Here's a snippet from the press release:
SPRING BREAK! Smell the hotel rooms! Taste the beer! Feel the body piercing! Hear the roar of the crowd!
An intrepid team of PEOPLE Online reporters and photographers ventured into this no-man's land to take in the sights, sounds and (unavoidably) the smells of spring break. What they found: no group discussions of French literature and the American political system -- but plenty of people willing to drink beer from a funnel. There were plenty of thongs (and not the plastic flip-flop variety) and dozens of men willing to participate in a "Wet Willie" showdown.
Sigh.
OK, it's a professional site run by a national magazine. The first expectation is a site full of high demographic-pleasing content (read: flesh) a few ads, and whatever interactive portions the crew at People Online worked in.
In some respects those assumptions are true. The site sports a Shockwave games & interfaces, Quicktime, VRML panoramas ... bikinis. A simple user interface, decent layout, and lots of help for the first time plug in users give the site that "We sunk time and money into this" look.

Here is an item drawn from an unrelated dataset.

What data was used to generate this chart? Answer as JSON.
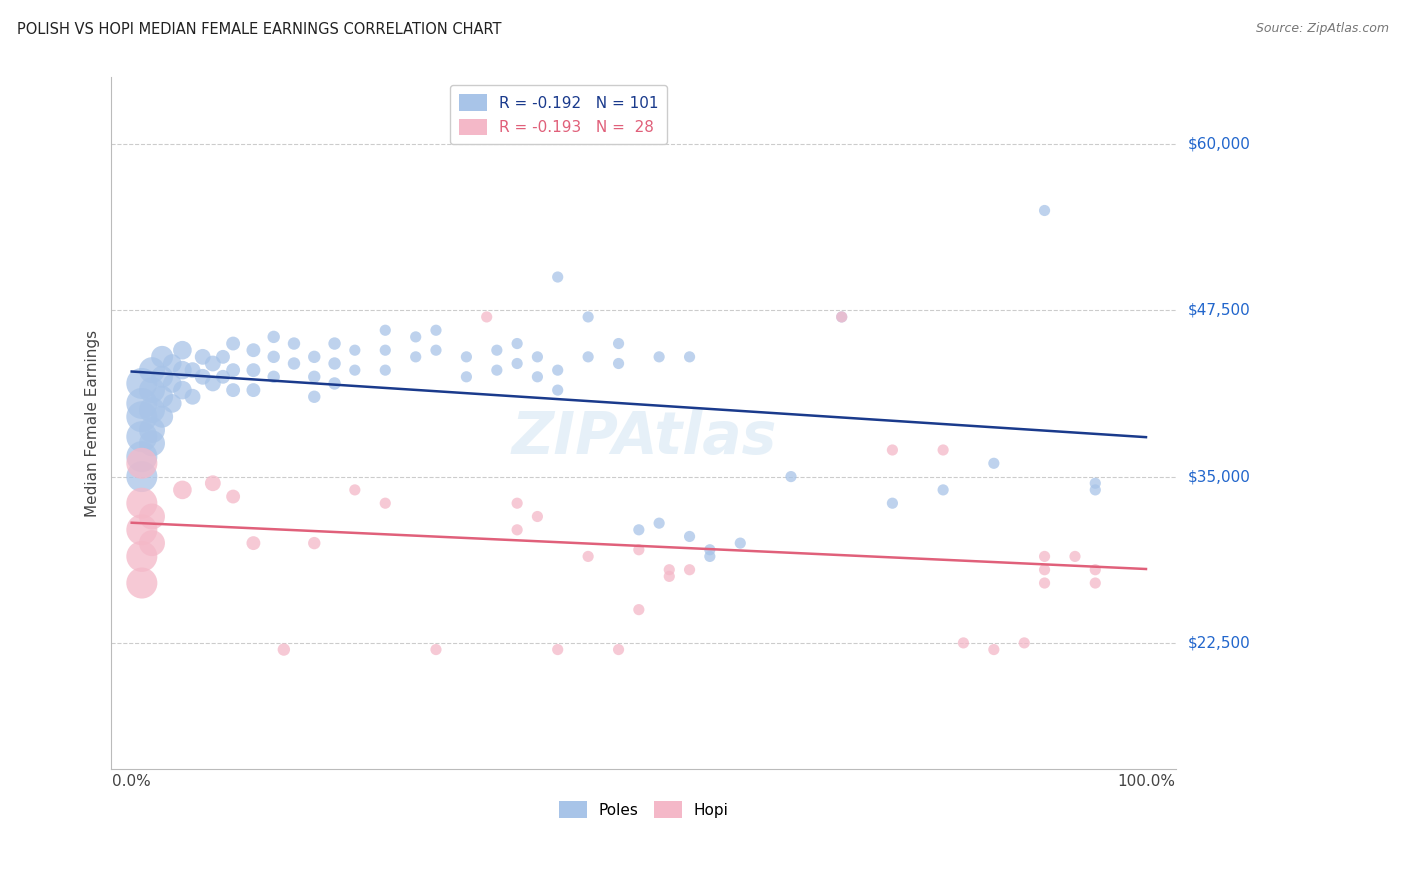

What's really inside, though, and why am I even taking up space to give you my thoughts on a People magazine web site?
It typifies a typical commercial site, that's why. Go back and take a good look at every portion, view every picture, and watch every movie. Then tell me if you'd need or even want to return to that site again, even if I bribed you.
Neat-o, let's play with it, OK - NEXT! The mantra of the insatiable web surfer shines through yet again, and I'm sure the site creators knew beer, sand and college kids only go so far. Don't think I'm attacking the site creators, either, because I'm positive they geared the site in exactly that manner. Besides, if they managed to hang out in Daytona Beach and become a part of the madness on People's checkbook, more power to them. If running around with video equipment in Daytona on someone else's bill is how you fill the market niche, so be it.

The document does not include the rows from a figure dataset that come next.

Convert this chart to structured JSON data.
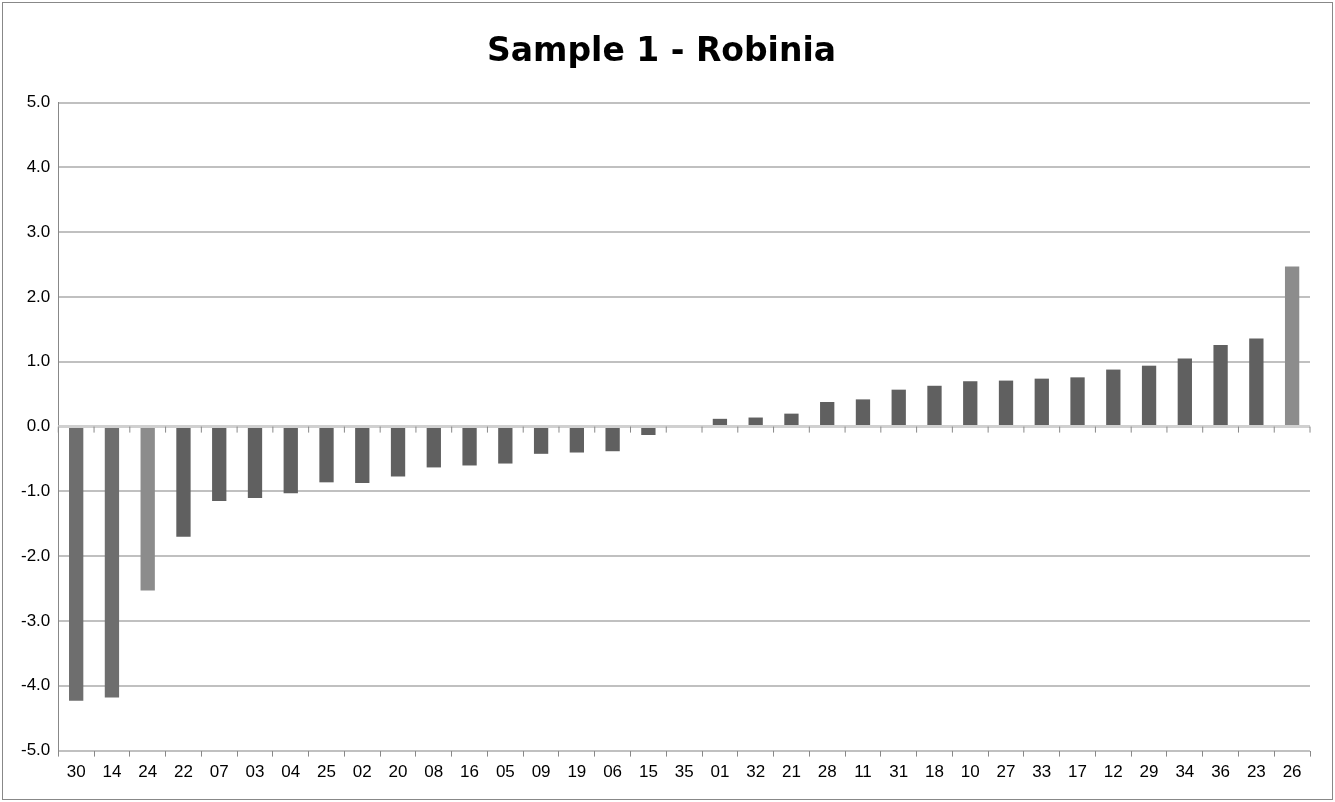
{
  "chart_data": {
    "type": "bar",
    "title": "Sample 1 - Robinia",
    "categories": [
      "30",
      "14",
      "24",
      "22",
      "07",
      "03",
      "04",
      "25",
      "02",
      "20",
      "08",
      "16",
      "05",
      "09",
      "19",
      "06",
      "15",
      "35",
      "01",
      "32",
      "21",
      "28",
      "11",
      "31",
      "18",
      "10",
      "27",
      "33",
      "17",
      "12",
      "29",
      "34",
      "36",
      "23",
      "26"
    ],
    "values": [
      -4.23,
      -4.18,
      -2.53,
      -1.7,
      -1.15,
      -1.1,
      -1.03,
      -0.86,
      -0.87,
      -0.77,
      -0.63,
      -0.6,
      -0.57,
      -0.42,
      -0.4,
      -0.38,
      -0.13,
      0,
      0.12,
      0.14,
      0.2,
      0.38,
      0.42,
      0.57,
      0.63,
      0.7,
      0.71,
      0.74,
      0.76,
      0.88,
      0.94,
      1.05,
      1.26,
      1.36,
      2.47
    ],
    "colors": [
      "#6e6e6e",
      "#6e6e6e",
      "#8c8c8c",
      "#606060",
      "#606060",
      "#606060",
      "#606060",
      "#606060",
      "#606060",
      "#606060",
      "#606060",
      "#606060",
      "#606060",
      "#606060",
      "#606060",
      "#606060",
      "#606060",
      "#606060",
      "#606060",
      "#606060",
      "#606060",
      "#606060",
      "#606060",
      "#606060",
      "#606060",
      "#606060",
      "#606060",
      "#606060",
      "#606060",
      "#606060",
      "#606060",
      "#606060",
      "#606060",
      "#606060",
      "#8c8c8c"
    ],
    "ylim": [
      -5,
      5
    ],
    "yticks": [
      {
        "value": -5,
        "label": "-5.0"
      },
      {
        "value": -4,
        "label": "-4.0"
      },
      {
        "value": -3,
        "label": "-3.0"
      },
      {
        "value": -2,
        "label": "-2.0"
      },
      {
        "value": -1,
        "label": "-1.0"
      },
      {
        "value": 0,
        "label": "0.0"
      },
      {
        "value": 1,
        "label": "1.0"
      },
      {
        "value": 2,
        "label": "2.0"
      },
      {
        "value": 3,
        "label": "3.0"
      },
      {
        "value": 4,
        "label": "4.0"
      },
      {
        "value": 5,
        "label": "5.0"
      }
    ],
    "grid": "y"
  }
}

What disturbs me is the fact that this niche even exists. I know the 'net needs to generate profit as investors start questioning the web's profit-generating abilities, but what the heck is this site other than an electrified archive of college kids doing silly things? It's not a money maker, that's for sure.
It's a demographic magnet, that's what. As People Online spokesperson Marianne Goldstein explained, the site's main purpose is to increase overall People site traffic through an appeal to the younger crowd.
As part of Time Warner's Pathfinder I can't imagine they're exactly struggling for hits, but then again who ISN'T making an appeal to the younger crowd on the 'Net these days?
The same explanation lies behind all of these threads, and it's the same reason Id Games' Quake and the Bud-Ice screen saver have been on shareware.com's "Most popular download" list for something like 40 straight weeks. The average web surfer is pictured to be a twentysomething male because to date they are the most active portion of the web's wanderers.
In a marketing twist that defies the old stereotype about men who are interested in computers, everyone has shown that a certain amount of hormonally-driven hits are guaranteed to a site by including the words 'bikini' and 'beer' somewhere on the front page. Right now, yes, hit-generating sites like the People Spring Break site serve a purpose. Five years from now, though, nobody is going to get away with a spinoff site like that, because the demographics are changing. Clinton is wiring the schools, WebTv has taken off, and the twentysomething male web-dominance paradigm is going to fly out the window.
As much as I hate to give them credit, those black-and-white MCI ads touting the equality of race and sex on the Internet hold a certain amount of truth. It's going to take time, but I'm willing to bet men lose their grip as the force behind Web direction long before any gender progress is made within national politics or corporate pay scales. That might look like an easy, cop-out statement to make, but wait five years and get back to me.
All in all, the day when hits are no longer guaranteed by including a few key words and pictures into a site are approaching. Slowly and stubbornly, but approaching nonetheless, and we can only hope that this changes or eliminates the state of web commercialization we're stuck with today.